Remember the wasp nest I mentioned last week? Three days, two rounds of clay target ammo, two cans of wasp spray, one sting to the lip, three Benadry and two Motrin, and a crab apple pie later the wasp nest has finally been cut down from the tree and disposed of.
My neighbor had told me he would help me deal with the nest but I wasn’t sure that was such a great idea – that nest was very large and very high. I wasn’t super interested in being swarmed so I called an exterminator. His quote on the phone was $160 and that was before he saw exactly how high it was (I think my estimate of 25 feet was a bit low).
I ran into my neighbor and told him I had made an appointment with the exterminator but he told me to cancel it – he was determined to save me the fee and help me himself. His plan? To climb a ladder, clip the small branch the nest was hanging on, and then spray the nest once it was on the ground. Nevermind the fact that it was mid-morning – not dawn or dusk as recommended when dealing with any kind of bees – nevermind the fact that he himself just had knee surgery and that the nest probably had several hundred wasps inside. He was determined so I let him go for it – but I watched from inside the house.

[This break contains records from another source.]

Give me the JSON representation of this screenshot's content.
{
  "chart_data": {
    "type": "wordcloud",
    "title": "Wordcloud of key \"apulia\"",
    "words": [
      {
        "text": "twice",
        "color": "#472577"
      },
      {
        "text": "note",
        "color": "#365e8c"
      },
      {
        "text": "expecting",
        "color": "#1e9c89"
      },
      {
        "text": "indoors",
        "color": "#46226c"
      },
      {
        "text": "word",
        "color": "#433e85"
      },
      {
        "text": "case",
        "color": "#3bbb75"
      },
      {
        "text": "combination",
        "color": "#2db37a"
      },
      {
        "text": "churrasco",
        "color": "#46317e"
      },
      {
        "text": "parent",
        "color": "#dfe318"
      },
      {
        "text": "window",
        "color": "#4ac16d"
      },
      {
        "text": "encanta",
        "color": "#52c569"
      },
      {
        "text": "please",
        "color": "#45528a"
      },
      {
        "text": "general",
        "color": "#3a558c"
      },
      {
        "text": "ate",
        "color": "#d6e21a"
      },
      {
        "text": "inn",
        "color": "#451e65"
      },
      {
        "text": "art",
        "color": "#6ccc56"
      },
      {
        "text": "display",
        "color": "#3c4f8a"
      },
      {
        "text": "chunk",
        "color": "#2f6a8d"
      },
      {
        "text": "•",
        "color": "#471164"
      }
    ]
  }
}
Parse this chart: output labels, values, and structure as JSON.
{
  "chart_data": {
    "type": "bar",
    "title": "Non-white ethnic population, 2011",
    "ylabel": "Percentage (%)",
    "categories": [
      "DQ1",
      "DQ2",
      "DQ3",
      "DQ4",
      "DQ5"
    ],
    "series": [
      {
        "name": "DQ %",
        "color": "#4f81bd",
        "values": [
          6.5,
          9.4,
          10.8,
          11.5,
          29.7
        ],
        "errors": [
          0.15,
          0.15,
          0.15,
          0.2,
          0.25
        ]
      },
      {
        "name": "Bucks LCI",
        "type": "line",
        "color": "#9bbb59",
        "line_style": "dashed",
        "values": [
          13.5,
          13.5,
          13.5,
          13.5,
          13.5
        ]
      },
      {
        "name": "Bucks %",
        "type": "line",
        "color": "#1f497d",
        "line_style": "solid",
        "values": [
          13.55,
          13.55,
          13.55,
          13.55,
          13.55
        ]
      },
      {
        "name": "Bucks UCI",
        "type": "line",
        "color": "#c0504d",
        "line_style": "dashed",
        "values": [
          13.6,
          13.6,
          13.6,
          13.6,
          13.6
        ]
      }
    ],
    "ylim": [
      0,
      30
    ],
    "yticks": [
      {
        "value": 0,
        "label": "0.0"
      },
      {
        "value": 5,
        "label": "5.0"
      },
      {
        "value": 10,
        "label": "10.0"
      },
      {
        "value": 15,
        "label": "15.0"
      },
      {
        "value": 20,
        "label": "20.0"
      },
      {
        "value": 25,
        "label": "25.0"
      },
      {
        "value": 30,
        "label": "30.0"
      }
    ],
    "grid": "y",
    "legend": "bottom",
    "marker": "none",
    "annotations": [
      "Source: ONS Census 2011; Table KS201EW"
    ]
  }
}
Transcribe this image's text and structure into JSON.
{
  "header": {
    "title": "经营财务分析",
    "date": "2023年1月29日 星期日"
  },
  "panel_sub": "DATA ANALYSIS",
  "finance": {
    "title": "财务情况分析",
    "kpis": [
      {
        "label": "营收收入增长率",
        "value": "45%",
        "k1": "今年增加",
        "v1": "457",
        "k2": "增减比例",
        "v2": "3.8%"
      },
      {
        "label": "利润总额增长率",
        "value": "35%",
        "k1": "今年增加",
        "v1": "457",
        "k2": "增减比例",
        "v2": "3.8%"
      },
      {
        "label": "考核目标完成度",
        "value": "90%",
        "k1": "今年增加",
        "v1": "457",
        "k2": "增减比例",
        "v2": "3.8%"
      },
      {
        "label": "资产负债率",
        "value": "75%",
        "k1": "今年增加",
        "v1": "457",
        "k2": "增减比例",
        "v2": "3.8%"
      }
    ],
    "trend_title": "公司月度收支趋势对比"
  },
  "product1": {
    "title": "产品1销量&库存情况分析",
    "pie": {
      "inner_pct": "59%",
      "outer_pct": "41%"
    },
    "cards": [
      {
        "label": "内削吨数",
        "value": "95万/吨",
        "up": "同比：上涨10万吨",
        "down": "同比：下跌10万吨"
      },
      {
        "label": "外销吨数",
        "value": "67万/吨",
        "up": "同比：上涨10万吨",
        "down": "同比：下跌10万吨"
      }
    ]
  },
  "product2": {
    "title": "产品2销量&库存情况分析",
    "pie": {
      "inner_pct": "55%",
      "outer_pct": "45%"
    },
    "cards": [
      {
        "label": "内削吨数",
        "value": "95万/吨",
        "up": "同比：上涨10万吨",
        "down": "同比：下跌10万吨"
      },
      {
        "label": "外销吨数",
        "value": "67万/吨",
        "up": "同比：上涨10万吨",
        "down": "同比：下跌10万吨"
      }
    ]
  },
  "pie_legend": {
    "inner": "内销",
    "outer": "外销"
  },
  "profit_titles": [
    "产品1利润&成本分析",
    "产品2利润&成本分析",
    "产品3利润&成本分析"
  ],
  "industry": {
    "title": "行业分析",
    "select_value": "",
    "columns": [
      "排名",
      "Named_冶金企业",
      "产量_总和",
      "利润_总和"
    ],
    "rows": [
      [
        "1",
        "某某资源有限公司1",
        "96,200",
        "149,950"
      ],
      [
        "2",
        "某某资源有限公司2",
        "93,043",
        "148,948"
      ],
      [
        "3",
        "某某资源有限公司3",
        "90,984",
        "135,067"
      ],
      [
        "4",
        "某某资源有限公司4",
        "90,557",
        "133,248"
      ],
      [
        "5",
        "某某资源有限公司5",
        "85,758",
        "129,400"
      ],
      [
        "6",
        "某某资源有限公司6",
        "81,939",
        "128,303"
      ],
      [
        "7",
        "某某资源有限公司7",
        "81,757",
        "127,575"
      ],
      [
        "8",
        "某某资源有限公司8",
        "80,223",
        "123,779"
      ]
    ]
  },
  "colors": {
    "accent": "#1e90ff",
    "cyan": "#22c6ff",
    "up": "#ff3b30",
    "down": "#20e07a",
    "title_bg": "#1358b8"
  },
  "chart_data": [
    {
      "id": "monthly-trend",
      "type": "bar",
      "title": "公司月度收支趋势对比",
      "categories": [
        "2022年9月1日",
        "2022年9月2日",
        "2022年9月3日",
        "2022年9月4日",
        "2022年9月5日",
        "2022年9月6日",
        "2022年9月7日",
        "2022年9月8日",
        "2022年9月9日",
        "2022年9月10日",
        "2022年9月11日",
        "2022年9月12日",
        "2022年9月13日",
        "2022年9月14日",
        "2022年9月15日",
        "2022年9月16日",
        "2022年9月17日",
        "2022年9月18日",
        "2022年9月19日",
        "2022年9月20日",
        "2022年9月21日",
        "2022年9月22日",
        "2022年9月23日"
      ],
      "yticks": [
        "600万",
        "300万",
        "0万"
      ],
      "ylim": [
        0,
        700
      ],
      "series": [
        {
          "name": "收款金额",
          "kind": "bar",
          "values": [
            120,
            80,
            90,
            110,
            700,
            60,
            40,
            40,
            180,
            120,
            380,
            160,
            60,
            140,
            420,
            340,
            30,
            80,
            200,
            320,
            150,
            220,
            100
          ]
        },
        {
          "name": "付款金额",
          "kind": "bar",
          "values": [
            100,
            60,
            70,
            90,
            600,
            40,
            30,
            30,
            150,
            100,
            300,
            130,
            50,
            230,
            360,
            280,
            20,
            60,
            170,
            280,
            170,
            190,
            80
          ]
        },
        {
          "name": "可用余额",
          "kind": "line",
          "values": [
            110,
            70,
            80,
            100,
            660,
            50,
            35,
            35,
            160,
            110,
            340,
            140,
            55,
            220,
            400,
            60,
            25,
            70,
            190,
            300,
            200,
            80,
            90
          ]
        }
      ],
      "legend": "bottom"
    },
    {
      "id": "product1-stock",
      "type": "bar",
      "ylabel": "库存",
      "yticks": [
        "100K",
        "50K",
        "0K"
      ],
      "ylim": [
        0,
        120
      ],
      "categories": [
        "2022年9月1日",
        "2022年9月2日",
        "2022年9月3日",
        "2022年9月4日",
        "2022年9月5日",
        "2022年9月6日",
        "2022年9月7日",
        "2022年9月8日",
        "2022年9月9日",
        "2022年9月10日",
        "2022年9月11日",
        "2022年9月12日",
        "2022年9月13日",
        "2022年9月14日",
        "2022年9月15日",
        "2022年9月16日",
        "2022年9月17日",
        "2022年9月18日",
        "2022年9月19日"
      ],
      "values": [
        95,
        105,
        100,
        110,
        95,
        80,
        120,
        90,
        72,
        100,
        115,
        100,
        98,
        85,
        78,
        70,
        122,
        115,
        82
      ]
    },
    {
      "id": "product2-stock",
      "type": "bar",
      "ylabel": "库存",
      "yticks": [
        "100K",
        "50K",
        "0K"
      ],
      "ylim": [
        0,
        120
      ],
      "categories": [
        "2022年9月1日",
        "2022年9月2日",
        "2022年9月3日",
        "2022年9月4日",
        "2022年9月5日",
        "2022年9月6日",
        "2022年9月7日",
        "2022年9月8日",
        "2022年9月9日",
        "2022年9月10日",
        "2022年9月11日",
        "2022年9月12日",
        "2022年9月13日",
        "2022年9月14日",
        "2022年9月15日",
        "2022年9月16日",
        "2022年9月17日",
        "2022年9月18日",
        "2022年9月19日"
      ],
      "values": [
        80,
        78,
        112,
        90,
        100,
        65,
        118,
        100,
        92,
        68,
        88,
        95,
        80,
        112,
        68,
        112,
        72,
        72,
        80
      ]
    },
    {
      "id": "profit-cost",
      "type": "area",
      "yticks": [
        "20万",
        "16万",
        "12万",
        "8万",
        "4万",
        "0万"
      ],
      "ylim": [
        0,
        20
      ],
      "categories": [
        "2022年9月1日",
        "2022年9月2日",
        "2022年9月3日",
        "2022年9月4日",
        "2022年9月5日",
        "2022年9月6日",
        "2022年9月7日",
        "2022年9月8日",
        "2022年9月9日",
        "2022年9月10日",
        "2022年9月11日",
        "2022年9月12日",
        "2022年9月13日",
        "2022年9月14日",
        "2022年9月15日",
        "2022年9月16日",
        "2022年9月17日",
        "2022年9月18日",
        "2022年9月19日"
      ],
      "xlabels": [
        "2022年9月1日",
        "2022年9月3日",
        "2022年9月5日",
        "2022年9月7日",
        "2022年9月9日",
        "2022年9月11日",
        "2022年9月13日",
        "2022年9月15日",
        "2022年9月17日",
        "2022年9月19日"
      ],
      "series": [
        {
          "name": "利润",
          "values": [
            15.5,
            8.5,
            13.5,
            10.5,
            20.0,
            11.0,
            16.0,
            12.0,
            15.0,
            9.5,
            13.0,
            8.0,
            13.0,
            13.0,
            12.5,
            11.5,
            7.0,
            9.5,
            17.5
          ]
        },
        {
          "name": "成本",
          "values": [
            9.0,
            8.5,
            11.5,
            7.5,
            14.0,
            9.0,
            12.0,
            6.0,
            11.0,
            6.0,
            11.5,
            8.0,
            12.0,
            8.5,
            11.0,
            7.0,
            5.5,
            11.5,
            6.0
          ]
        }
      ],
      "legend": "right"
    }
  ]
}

He got up on the ladder but before he got his extension pole clipper in position to clip the branch the wasps were on the defensive and one stung him on the lip. My neighbor jumped off the ladder and retreated to a safe distance. Then he did what anybody would do : he went home, took three Benadryl and two Motrin, then came back with a fat lip and his gun.
Once again I cautioned him that he should wait for evening but he was going to get even with those wasps for stinging his lip. Have I mentioned that he is retired military? He loaded his shotgun with a clay pellet round and shot the now buzzing nest. Much of it fell onto the ground and there were bees everywhere. Having gotten some revenge, my neighbor did retreat until evening – at which point he came back and soaked the half of the nest on the ground and as much as he could reach in the tree with wasp spray.
What was I doing during all of this? Watching from my house, rapt. And processing crab apples. I made him a crab apple pie for his efforts.
The next morning he came back to get his clipper, which was still hanging in the tree. There were STILL wasps hanging on the inside of the remaining cap of nest. So he shot the remainder of the nest again just because he could. Then sprayed some more to get the few remaining survivors.
He waited until the following morning to retrieve his clipper – and cut the branch where there was still a bit of nest hanging. No more nest.
And it’s all good – he learned not to attack a wasp nest in the middle of the day. I saved myself the cost of an exterminator and got an entertaining show.
I read up a little on paper wasps after the fact. If only they had constructed their nest in a tree in the vacant lot behind our backyard where they could have lived undisturbed and still been a beneficial insect for my garden we could have coexisted in peace, but with their capacity to sting multiple times I couldn’t take the chance that the kids might kick a ball up and hit it and get swarmed. More interesting though is that apparently paper wasps have some primitive facial recognition. Does that mean any survivors are posting “wanted” posters of my neighbor about now?